There are various directions where you can streamline your phD studies. One is to focus on your algorithmic and computational skills and try to develop a tool or software that everyone in your community and research can use and benefit from. The other is to go towards the consumer side where you dwell upon the available tools and use it in your favor and come up with new biological findings.
To me it is more useful for the community to help improve upon an existing tool based on your needs rather than reinventing the whole wheel. Having a publication record, as one of the requirements of a PhD is a feature for you to show your potential and caliber. However, software designed for the sake of publication in mind or develop a software with goal of adding just a single feature to outperform or compete among zillions of other tools is injustice towards driving bioinformatics forward. The number of bioinformatics web applications and tools for example sequence aligners, genome assemblers or mappers, and many other bioinformatics software’s are many folds higher than the ones that are actually used.

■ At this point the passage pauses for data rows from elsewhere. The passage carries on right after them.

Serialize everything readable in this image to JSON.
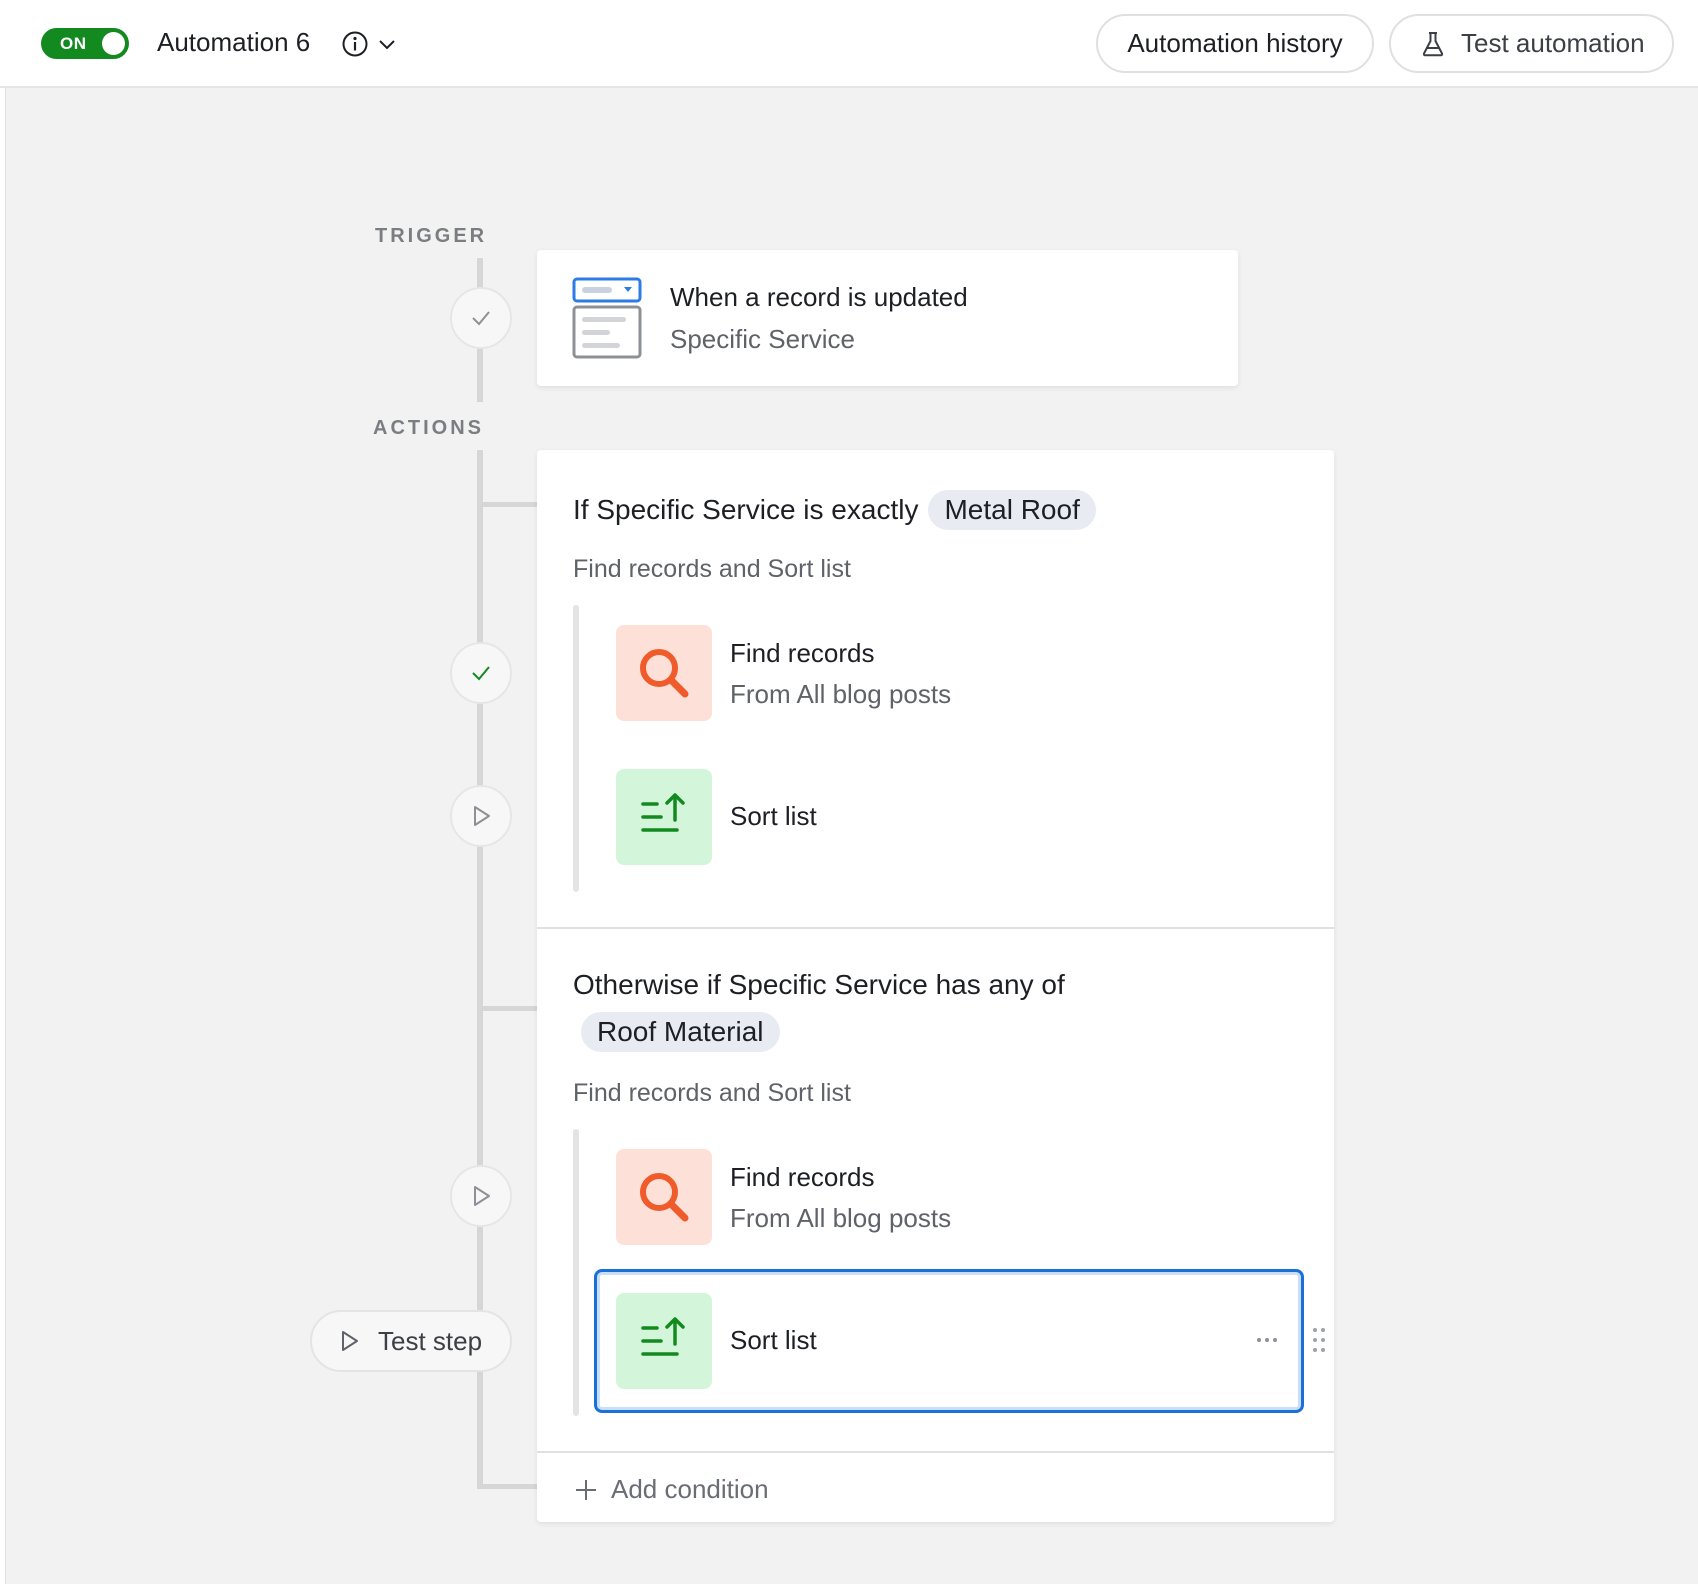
{
  "header": {
    "toggle_label": "ON",
    "automation_name": "Automation 6",
    "history_button": "Automation history",
    "test_button": "Test automation"
  },
  "rail": {
    "trigger_label": "TRIGGER",
    "actions_label": "ACTIONS",
    "test_step_label": "Test step"
  },
  "trigger": {
    "title": "When a record is updated",
    "subtitle": "Specific Service"
  },
  "conditions": [
    {
      "prefix": "If Specific Service is exactly",
      "value": "Metal Roof",
      "summary": "Find records and Sort list",
      "steps": [
        {
          "title": "Find records",
          "subtitle": "From All blog posts"
        },
        {
          "title": "Sort list"
        }
      ]
    },
    {
      "prefix": "Otherwise if Specific Service has any of",
      "value": "Roof Material",
      "summary": "Find records and Sort list",
      "steps": [
        {
          "title": "Find records",
          "subtitle": "From All blog posts"
        },
        {
          "title": "Sort list"
        }
      ]
    }
  ],
  "add_condition": "Add condition",
  "colors": {
    "toggle_on": "#128a1f",
    "find_icon": "#ef5b2b",
    "find_bg": "#fde0d7",
    "sort_icon": "#128a1f",
    "sort_bg": "#d3f5d9",
    "selection": "#1b6fd8"
  }
}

Also, if I wanted to focus on building algorithm, next thing to do was either look for some other collaborator of our lab for a project that needs a better algorithmic design or find one myself. But for the second direction, I had to only decide on a particular disease that I’m really interested in and practically feasible to conduct research. And for that, Cancer was the very prompt and feasible answer with lots of available online dataset and unanswered questions.
However, there are expectations from not only my advisor but also the department and the peers for a graduate student to only conduct one top-notch research and answer questions never heard before causing cancer. Instead, I desired more to only investigate fundamental questions in biology. I do believe, that from understanding the underlying biological processes leading to cancer oriented changes, new treatments can arise. And I decided to start working working specifically on cancer.